No podía con tanto.Qué iba a hacer yo en esta habitación encerrada con todo eso. Cambié el noticiero que juega al show del espanto superándose de minuto en minuto en un loop infinito.
Como necesitaba “sentir una voz” mientras editaba el diario a distancia -una pobre sustitución de la Redacción y el lugar de trabajo- sintonicé un canal local. Programa de la tarde porteño. Entretenimiento.
Escuché primero, miré después no sin sorpresa. Parecía de otro mundo, pero no.
El asunto de la charla era Nancy, la reina del tik tok. La conductora hablaba con Nancy; una viejita simpática de 83 años que, en su propio encierro, empezó a probar con los playbacks. La vida le cambió al instante, según ella misma contaba y la conductora televisiva reafirmaba: “¡tenés 600 mil seguidores, Nancy! Sos famosa, se te cambió la vida. Y tu familia qué dice de todo esto. Y vos cómo te sentís”.

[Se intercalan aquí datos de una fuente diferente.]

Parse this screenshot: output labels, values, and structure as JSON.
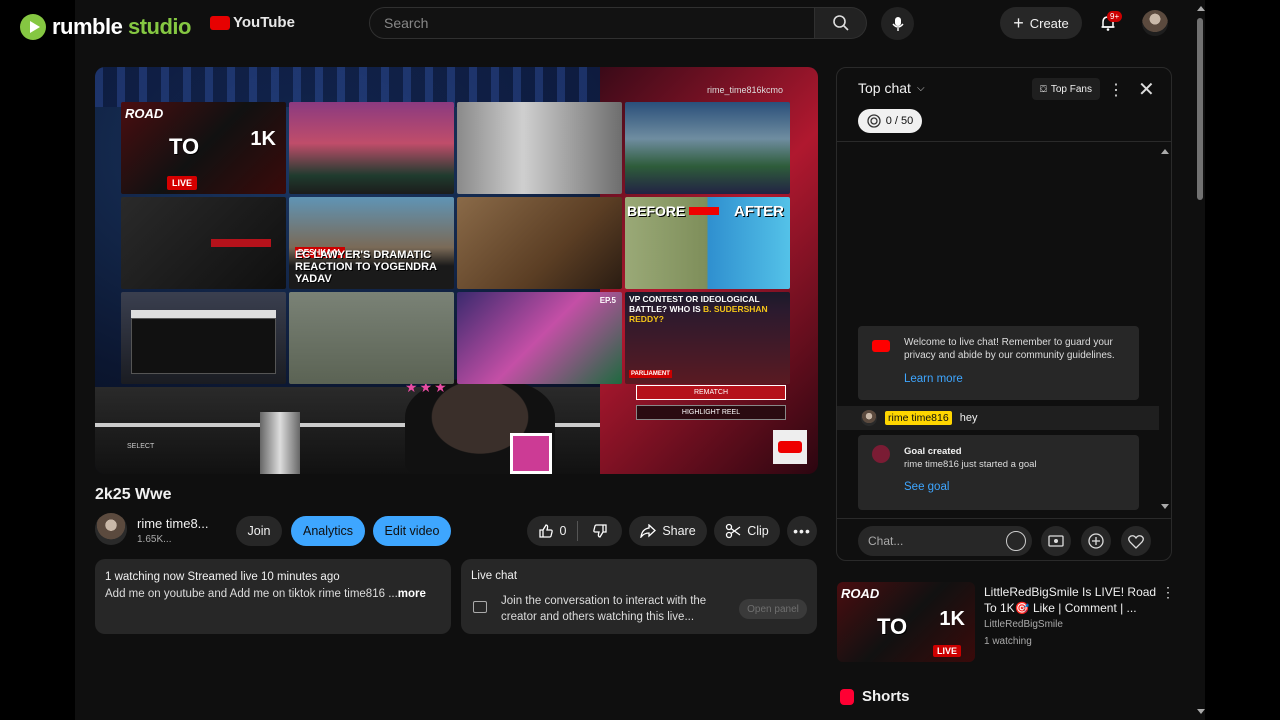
{
  "watermark": {
    "brand": "rumble",
    "suffix": "studio"
  },
  "youtube": {
    "logo_text": "YouTube"
  },
  "topbar": {
    "search_placeholder": "Search",
    "create_label": "Create",
    "notification_count": "9+"
  },
  "video": {
    "overlay_tag": "rime_time816kcmo",
    "tiles": {
      "road": "ROAD",
      "to": "TO",
      "onek": "1K",
      "live": "LIVE",
      "deshkaal": "DESHKAAL",
      "lawyer_caption": "EC LAWYER'S DRAMATIC REACTION TO YOGENDRA YADAV",
      "before": "BEFORE",
      "after": "AFTER",
      "vp_caption_a": "VP CONTEST OR IDEOLOGICAL BATTLE? WHO IS ",
      "vp_caption_b": "B. SUDERSHAN REDDY?",
      "ep": "EP.5",
      "parliament": "PARLIAMENT"
    },
    "rematch": "REMATCH",
    "highlight_reel": "HIGHLIGHT REEL",
    "select_label": "SELECT",
    "title": "2k25 Wwe"
  },
  "channel": {
    "name": "rime time8...",
    "subs": "1.65K..."
  },
  "actions": {
    "join": "Join",
    "analytics": "Analytics",
    "edit_video": "Edit video",
    "like_count": "0",
    "share": "Share",
    "clip": "Clip"
  },
  "description": {
    "stats": "1 watching now  Streamed live 10 minutes ago",
    "text": "Add me on youtube and Add me on tiktok rime time816 ...",
    "more": "more"
  },
  "live_chat_card": {
    "title": "Live chat",
    "text": "Join the conversation to interact with the creator and others watching this live...",
    "open_panel": "Open panel"
  },
  "chat": {
    "mode": "Top chat",
    "top_fans": "Top Fans",
    "goal_progress": "0 / 50",
    "welcome": "Welcome to live chat! Remember to guard your privacy and abide by our community guidelines.",
    "learn_more": "Learn more",
    "message_author": "rime time816",
    "message_text": "hey",
    "goal_title": "Goal created",
    "goal_sub": "rime time816 just started a goal",
    "see_goal": "See goal",
    "input_placeholder": "Chat..."
  },
  "recommendation": {
    "title": "LittleRedBigSmile Is LIVE! Road To 1K🎯 Like | Comment | ...",
    "channel": "LittleRedBigSmile",
    "watching": "1 watching",
    "live": "LIVE"
  },
  "shorts": {
    "label": "Shorts"
  },
  "colors": {
    "accent": "#3ea6ff",
    "live_red": "#ff0000",
    "rumble_green": "#85c742",
    "highlight_yellow": "#ffd600"
  }
}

Nancy chocha. Re chocha. Re conectada con el mundo entero. Decía que sí, que se le cambió la vida, que ahora recibe parvas de amor y cariño. Que ahora puede dar paladas de sanación a todo el planeta con sus payasadas digitales. Nancy decía que es otra.
Cambié de canal y volví al noticiero y sus muertos. Volví mi vista a la computadora para seguir editando mientras pensaba: “Tengo que seguir en cuarentena. Es lo único, casi, que sé. Tengo que seguir en el encierro hasta aprender, hasta que el golpe sea tal que no imponga ninguna resistencia. Quiero ser Bill Murray y abrir los ojos un día como una versión mejorada de mí”.
Hoy sentí infinidad de detalles diferentes. Pero Nancy fue elocuente. El virus despiadado. Todavía no podemos soltarnos. Todavía estamos aferrados al consumo, todavía somos capaces de volver a la rueda infinita de satisfacciones irracionales que desataron el virus.
Tengo miedo. No me siento preparada. Volvamos un toque atrás. Tres días de casos positivos todavía no significan nada.